Mimi, rolling eyes at awful imitation, a flailing attempt at James Earl Jones with some Dick York thrown in

“Gil, please get out of the garage and come to your senses. You don’t need a vaccination clinic at Walgreen’s to conquer your ED problems.”

“Mimi, I will stand firm or all get some more needles.”

“Daddy, I’ll bet Rudolph doesn’t use needles to get a girl. That’s what his nose is for.”

“When my daughter made it crystal clear, it was time to face my problem. And Mimi was right. Just a glass of water and one dose of EREC-3500, and I got me a brand new bag like James Brown. And with other effective treatment problems that work at Milford Men’s Clinic, isn’t it time YOU found your reindeer to slip under the sheets with, brimming with confidence that your red nose will rise to the occasion? Guide your own sleigh at the Milford Men’s Clinic today and tell ’em Santa sent ya.

You’re wrong, Gang, Cressa can back down a moose in the paint. Shoulda seen the number she did on Bullwinkle.

But God bless you, Gang.


  1. Today is the introduction of the latest glib character with a funny name, and possibly more, plus Corina “i hate authority and team sports” Karena, who will now be on her second sports team in less than four months.

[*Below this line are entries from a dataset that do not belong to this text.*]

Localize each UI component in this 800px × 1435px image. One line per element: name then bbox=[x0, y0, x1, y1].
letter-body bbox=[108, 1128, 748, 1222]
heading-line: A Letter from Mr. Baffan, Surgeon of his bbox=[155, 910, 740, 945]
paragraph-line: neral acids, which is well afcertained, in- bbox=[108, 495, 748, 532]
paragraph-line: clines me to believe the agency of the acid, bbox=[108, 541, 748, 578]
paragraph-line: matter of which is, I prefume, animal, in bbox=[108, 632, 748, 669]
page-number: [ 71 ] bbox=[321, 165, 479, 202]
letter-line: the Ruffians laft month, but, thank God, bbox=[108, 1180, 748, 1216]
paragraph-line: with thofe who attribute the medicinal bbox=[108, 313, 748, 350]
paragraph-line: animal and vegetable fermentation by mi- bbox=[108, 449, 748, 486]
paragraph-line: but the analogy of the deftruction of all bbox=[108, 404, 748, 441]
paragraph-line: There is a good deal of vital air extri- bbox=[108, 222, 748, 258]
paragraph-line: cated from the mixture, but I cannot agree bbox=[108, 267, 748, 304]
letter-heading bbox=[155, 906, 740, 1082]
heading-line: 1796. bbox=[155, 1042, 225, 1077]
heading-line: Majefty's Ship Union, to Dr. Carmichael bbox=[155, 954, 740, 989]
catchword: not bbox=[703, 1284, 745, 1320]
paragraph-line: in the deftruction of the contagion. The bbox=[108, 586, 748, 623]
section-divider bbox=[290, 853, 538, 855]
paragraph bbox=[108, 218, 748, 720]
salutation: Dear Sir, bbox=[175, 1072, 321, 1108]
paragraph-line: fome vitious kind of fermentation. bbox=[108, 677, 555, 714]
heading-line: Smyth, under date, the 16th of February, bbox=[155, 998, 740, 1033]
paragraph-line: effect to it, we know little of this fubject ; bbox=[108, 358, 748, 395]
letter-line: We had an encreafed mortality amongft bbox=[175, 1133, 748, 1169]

So, CK, do you not like team sports or do you actually like them? Make up your dam mind

    Comment by franku2016 — December 29, 2020 @ 12:53 pm

  2. 1. Wait, Peppermint Patty is a fuckin’ basketball player now? Because that unfunny one-line retort to a basic and common greeting is classic Patty…

    1a. “How was everybody’s weekend?” Do Westview athletes *EVER* fucking talk to each other during the actual school day? It’s such a weird thing to wait until practice to ask…

    2. Why is a teacher suiting up in panel 3?

    3. If Doug is even halfway serious about this, then presumably his father would be footing the expenses and driving them both to events with the kart(s), tools and spares in a trailer or the back of a cargo van; along with dealing with the registration paperwork and being his son’s one-man pit crew… I guess what I’m saying is, why the hell didn’t his father have this chat with Gilberto?

    3a. “Just racin’, Charlie!” Okay Mr. Parnelli Jones, how about telling us the events you raced in and how you placed and what you won, if anything? Because I seriously doubt you and your old man drove 15+ hours to Daytona to get the exact same experience you could have gotten at the local indoor karting facility/arcade/pizza parlor…

    4. Mickey and Minnie? That’s what passes for cultural relevance in 21st century Westview? (I’m assuming the race venue was NOT at a Disney property, but then again it might have been?)

    Comment by Hitorque — December 29, 2020 @ 7:19 pm

  3. Hitorque and Frank, You both come through like you always do. Your contributions are priceless and slugged Corina in the place she needs to padlock shut. Corina indeed is unwelcome in Round 2 and you both are letting her know it.

    You both are invaluable to Democracy. Keep that idea alive, Gentlemen. God bless you both.